Ebony sets up a revocable trust, naming her daughter, Sylvia, as the sole beneficiary. Ebony has appointed the Pacific Atlantic Trust Institution (PATI) as the trustee. Any income to the trust will be taxable to A) the trust. B) the beneficiary. C) the grantor. D) the trustee.

C

Investment company portfolio managers are apt to classify common stocks into groups. One measurement is the product of multiplying the market price per share times the number of shares outstanding. The result is known as A) market value B) debt-to-equity ratio C) market capitalization D) total value

C

When saving money for a child's college education, one consideration is the impact that those savings will have on the child's eligibility for financial aid. Funds saved in which of the following vehicles has the most detrimental effect on financial aid? A) Prepaid tuition plan B) Coverdell ESA C) UTMA D) Section 529

C

A married couple has lived in the same home for 40 years and now, with the children all gone, they've decided to sell and move to a retirement village. They purchased the home for $80,000 and have accepted a contract for $800,000. The tax consequence of this sale is A) a $470,000 capital gain. B) a $720,000 capital gain. C) a $0 capital gain. D) a $220,000 capital gain.

D

An individual purchased a variable life insurance policy 10 years ago with a guaranteed death benefit of $100,000. The annual premium for this policy was $2,000 per year.

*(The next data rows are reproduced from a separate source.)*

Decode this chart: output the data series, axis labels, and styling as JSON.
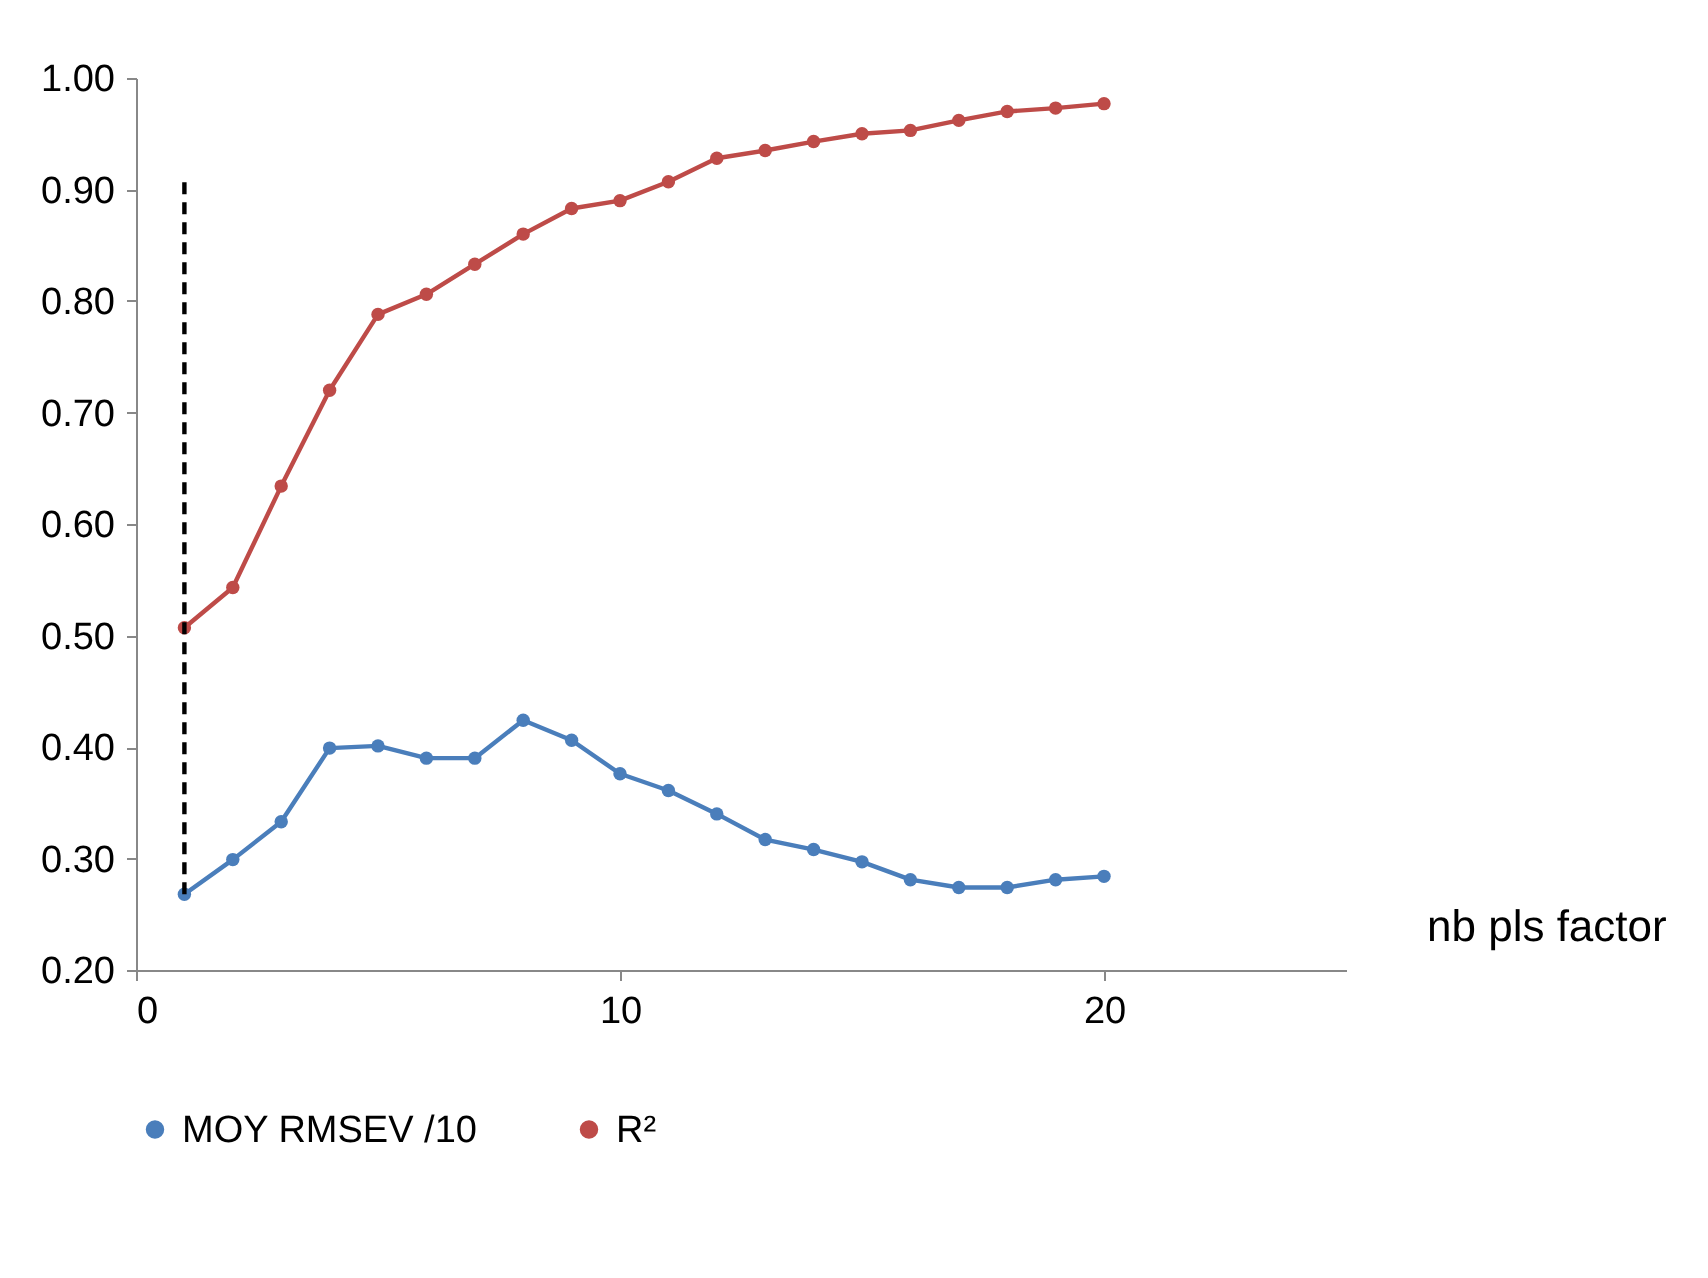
{
  "chart_data": {
    "type": "line",
    "xlabel": "nb pls factor",
    "x": [
      1,
      2,
      3,
      4,
      5,
      6,
      7,
      8,
      9,
      10,
      11,
      12,
      13,
      14,
      15,
      16,
      17,
      18,
      19,
      20
    ],
    "series": [
      {
        "name": "MOY RMSEV  /10",
        "color": "#4a7ebb",
        "values": [
          0.268,
          0.299,
          0.333,
          0.399,
          0.401,
          0.39,
          0.39,
          0.424,
          0.406,
          0.376,
          0.361,
          0.34,
          0.317,
          0.308,
          0.297,
          0.281,
          0.274,
          0.274,
          0.281,
          0.284
        ]
      },
      {
        "name": "R²",
        "color": "#be4b48",
        "values": [
          0.507,
          0.543,
          0.634,
          0.72,
          0.788,
          0.806,
          0.833,
          0.86,
          0.883,
          0.89,
          0.907,
          0.928,
          0.935,
          0.943,
          0.95,
          0.953,
          0.962,
          0.97,
          0.973,
          0.977
        ]
      },
      {
        "type": "line",
        "color": "#000000",
        "x": [
          1,
          1
        ],
        "values": [
          0.268,
          0.91
        ],
        "line_style": "dashed",
        "marker": "none"
      }
    ],
    "xlim": [
      0,
      25
    ],
    "xticks": [
      0,
      10,
      20
    ],
    "ylim": [
      0.2,
      1.0
    ],
    "yticks": [
      {
        "value": 0.2,
        "label": "0.20"
      },
      {
        "value": 0.3,
        "label": "0.30"
      },
      {
        "value": 0.4,
        "label": "0.40"
      },
      {
        "value": 0.5,
        "label": "0.50"
      },
      {
        "value": 0.6,
        "label": "0.60"
      },
      {
        "value": 0.7,
        "label": "0.70"
      },
      {
        "value": 0.8,
        "label": "0.80"
      },
      {
        "value": 0.9,
        "label": "0.90"
      },
      {
        "value": 1.0,
        "label": "1.00"
      }
    ],
    "grid": false,
    "legend": "bottom",
    "marker": "circle",
    "line_style": "solid"
  }
}
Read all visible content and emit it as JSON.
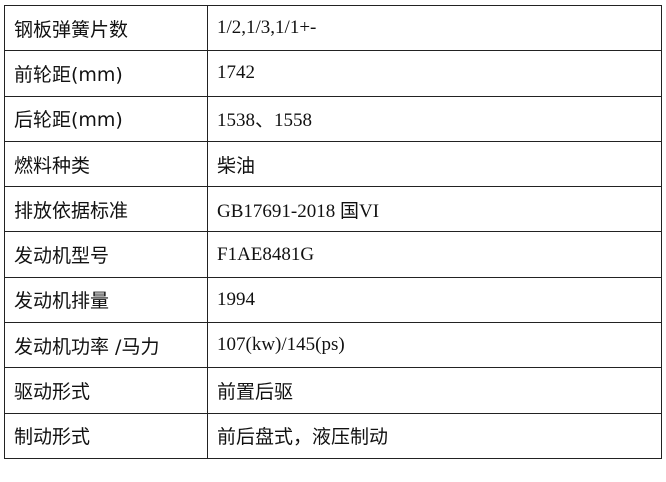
{
  "rows": [
    {
      "label": "钢板弹簧片数",
      "value": "1/2,1/3,1/1+-"
    },
    {
      "label": "前轮距(mm)",
      "value": "1742"
    },
    {
      "label": "后轮距(mm)",
      "value": "1538、1558"
    },
    {
      "label": "燃料种类",
      "value": "柴油"
    },
    {
      "label": "排放依据标准",
      "value": "GB17691-2018 国VI"
    },
    {
      "label": "发动机型号",
      "value": "F1AE8481G"
    },
    {
      "label": "发动机排量",
      "value": "1994"
    },
    {
      "label": "发动机功率 /马力",
      "value": "107(kw)/145(ps)"
    },
    {
      "label": "驱动形式",
      "value": "前置后驱"
    },
    {
      "label": "制动形式",
      "value": "前后盘式，液压制动"
    }
  ]
}
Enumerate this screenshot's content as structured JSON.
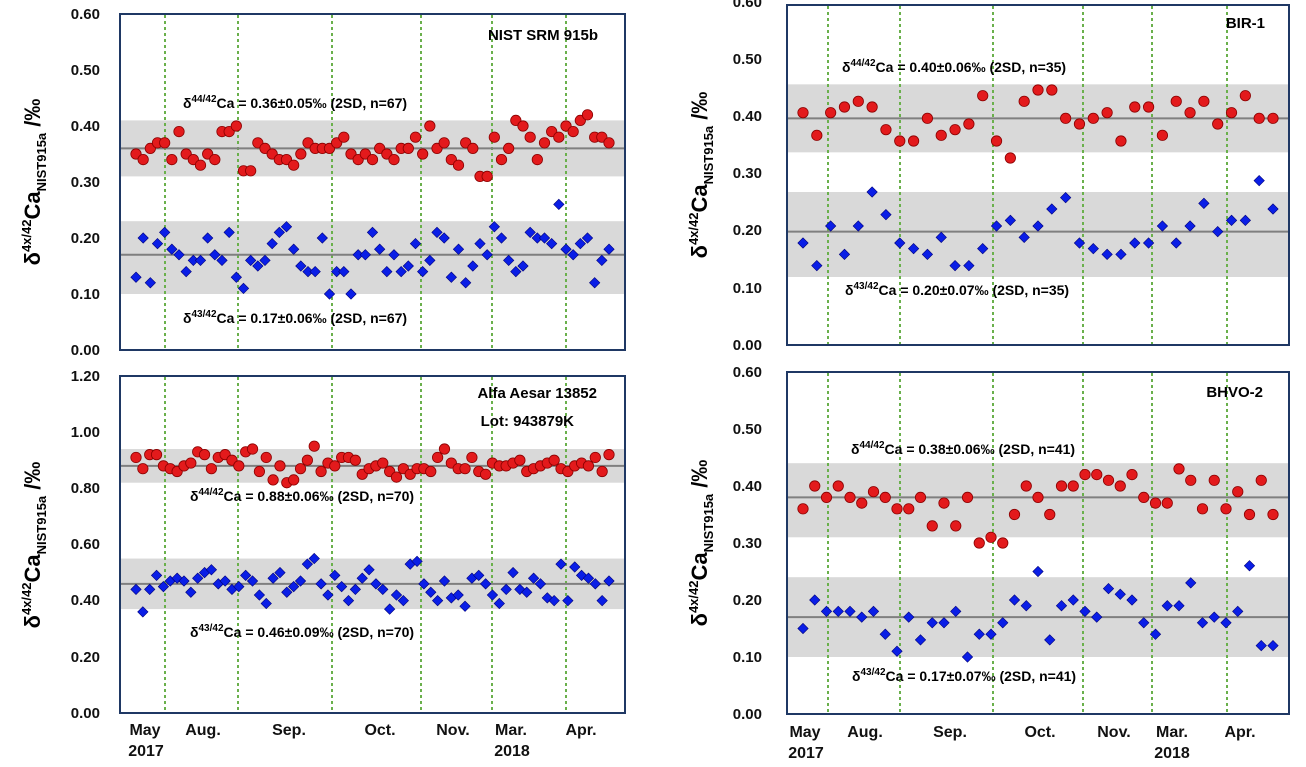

The individual dies and, due to outstanding performance of the separate account, leaves a death benefit to the beneficiary of $121,000. What are the income tax consequences to that beneficiary? A) There is a long-term capital gain of $1,000. B) Ordinary income tax is due on the $1,000 that exceeds the original cost. C) Ordinary income tax is due on $21,000. D) No tax is due.

D

An investment strategy where a higher price is paid for a stock based on expected returns is A) return on investment. B) dollar cost averaging C) futures investing D) growth investing

D

Which of the following statements regarding participant loans in a 401(k) plan are correct? I. The maximum allowable loan amount is the lesser of $50,000 or 50% of the participant's vested account balance. II. Unless the loan is taken out for the purpose of a mortgage on the participant's principal residence, repayment must be completed within 60 months of obtaining the loan. III. Payback of the loan will be through payroll deduction. IV. Default on the loan will result in the IRS treating the loan as a distribution.